2006
Después de la muerte de Jameson, Justinia merodeó por los bosques de Pensilvania en busca de presas con mucho cuidado. Ya podía caminar sin ayuda. Podía atrapar a sus propias víctimas. Eso, por sí sólo, era algo glorioso después de tanto tiempo, después de tantas décadas de verse confinada a su propio ataúd. De ser algo muerto que no podía dormir.
Pero no era suficiente.
No podía beber tanta sangre como quería. Cada muerte dejaba un rastro. Cada víctima que mataba era una flecha apuntando a su corazón. Y había otros, otros cazadores. Ineptos, incompetentes… como Fetlock, por ejemplo, aquel hombre del gobierno que era tan malo en su trabajo que constituía un juego de niños no llamar su atención. Los otros, Hsu y Glauer, eran más problemáticos. Los había entrenado Laura y conocían todos los trucos. Acabarían por encontrarla si se descuidaba.
Malvern sabía con exactitud qué debía hacer a continuación. Debería huir, marcharse a lugares en los que nunca hubieran oído hablar de ella. Donde nadie conociera sus secretos.
Sí, eso habría sido lo más prudente.
Pero no se marchó. Se quedó muy cerca.
Permaneció en Pensilvania, bebiendo sólo la cantidad de sangre exacta que necesitaba para subsistir. Todos sus antiguos compañeros y protectores habían muerto, pero sus fantasmas acudían a aconsejarla.
—Necesitas encontrar un nuevo propósito —le advertía Vincombe—. Estás olvidando lo que eres. Una asesina, no una jugadora.
Ella hacía caso omiso de su voz, que le hablaba cada noche. Y sus depredaciones la llevaban de vuelta, una y otra vez, al mismo lugar. Hasta un grupo de árboles ante una alambrada. Una zona patrullada por perros e iluminada por reflectores que le causaban dolor en los ojos.
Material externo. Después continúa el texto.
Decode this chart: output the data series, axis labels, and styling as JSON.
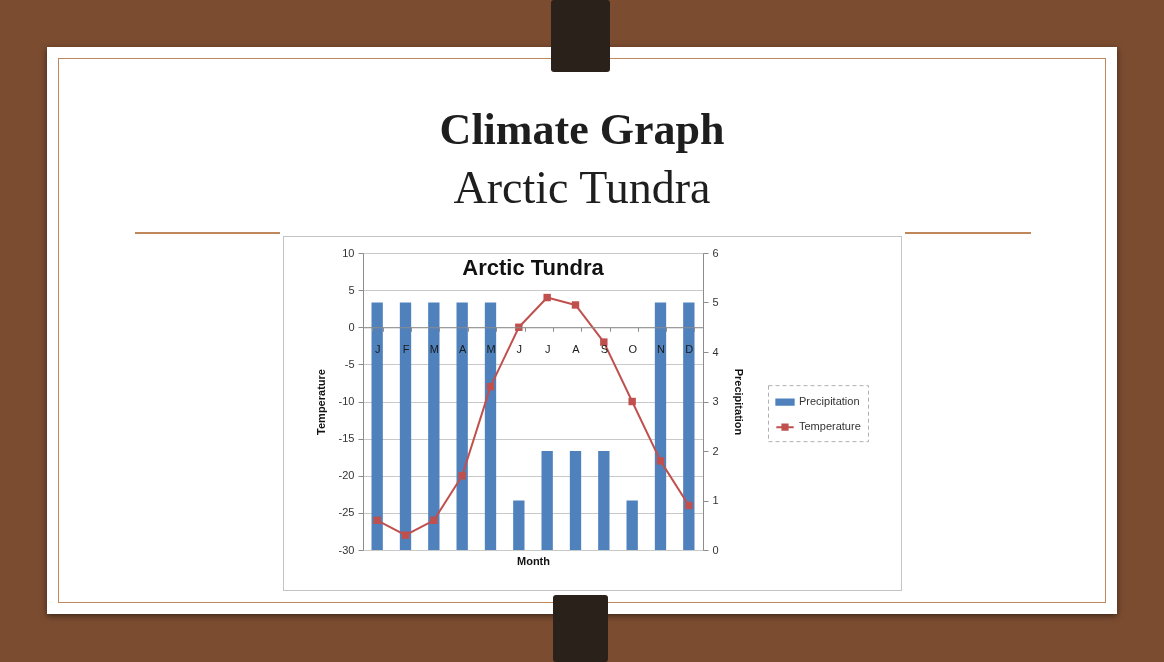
{
  "chart_data": {
    "type": "bar",
    "title": "Climate Graph",
    "subtitle": "Arctic Tundra",
    "annotations": [
      "Arctic Tundra"
    ],
    "xlabel": "Month",
    "ylabel": "Temperature",
    "y2label": "Precipitation",
    "categories": [
      "J",
      "F",
      "M",
      "A",
      "M",
      "J",
      "J",
      "A",
      "S",
      "O",
      "N",
      "D"
    ],
    "series": [
      {
        "name": "Precipitation",
        "axis": "y2",
        "color": "#4f81bd",
        "values": [
          5,
          5,
          5,
          5,
          5,
          1,
          2,
          2,
          2,
          1,
          5,
          5
        ]
      },
      {
        "name": "Temperature",
        "type": "line",
        "color": "#c0504d",
        "values": [
          -26,
          -28,
          -26,
          -20,
          -8,
          0,
          4,
          3,
          -2,
          -10,
          -18,
          -24
        ]
      }
    ],
    "ylim": [
      -30,
      10
    ],
    "yticks": [
      -30,
      -25,
      -20,
      -15,
      -10,
      -5,
      0,
      5,
      10
    ],
    "y2lim": [
      0,
      6
    ],
    "y2ticks": [
      0,
      1,
      2,
      3,
      4,
      5,
      6
    ],
    "grid": "y",
    "legend": "right",
    "marker": "square",
    "line_style": "solid"
  }
}
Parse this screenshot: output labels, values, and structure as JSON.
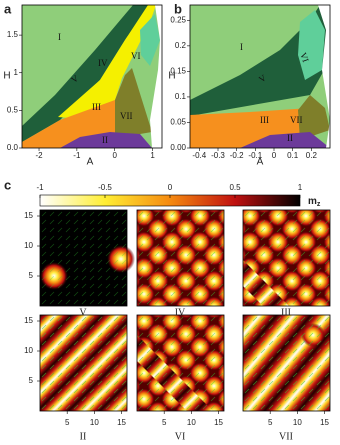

—Hay sangre más fácil de conseguir en climas más agradables —la aconsejaba Easling, que siempre había pensado en la comodidad.
Ella lo apartaba a un lado agitando una mano mientras observaba a los vigilantes armados que montaban guardia sobre una muralla. Como hombres de armas que guardaran un castillo, ocupados en la defensa de la princesa que se encontraba encerrada dentro de una torre fortificada.
—Puedes encontrar a otros que te amarán como te amamos nosotros. ¿Y no fue eso algo valioso? ¿No te complació siquiera un poco? —preguntaban los Chess.
Ella les gruñía, y ellos se desvanecían como los fantasmas que eran.
—Eres la última de nosotros —insistía Lares. Parecía tan triste, cuando lo veía en su mente…—. Tienes que ayudarte a ti misma, o desapareceremos para siempre.
Esas palabras eran demasiado insustanciales para que ella les prestara atención. En lugar de escucharlas, Justinia se concentró en las puertas de la prisión. En buscar un modo de entrar en el recinto. Para alguien de su talento no debería ser difícil, pensó.
—Ella te matará —dijo Jameson.
Eso, y nada más. Y tal vez tenía razón.
Debería marcharse. Si no podía hacerlo, debería esconderse. Dejar que el tiempo fuera su arma, como lo había sido contra Jameson cuando aún era humano. Dejar que la muchacha envejeciera dentro de los muros de esa prisión. Dejar que se convirtiera en una anciana encorvada y arrugada, hasta que ya no pudiera luchar. Hasta que dejara de ser una amenaza.
Pero, no. Justinia no haría eso. Por mucho que anhelara vivir eternamente, por mucho que deseara bañarse en sangre, había una cosa que no podía hacer, y era dejar que Laura Caxton se le escapara.
Aún no habían acabado la partida que habían comenzado.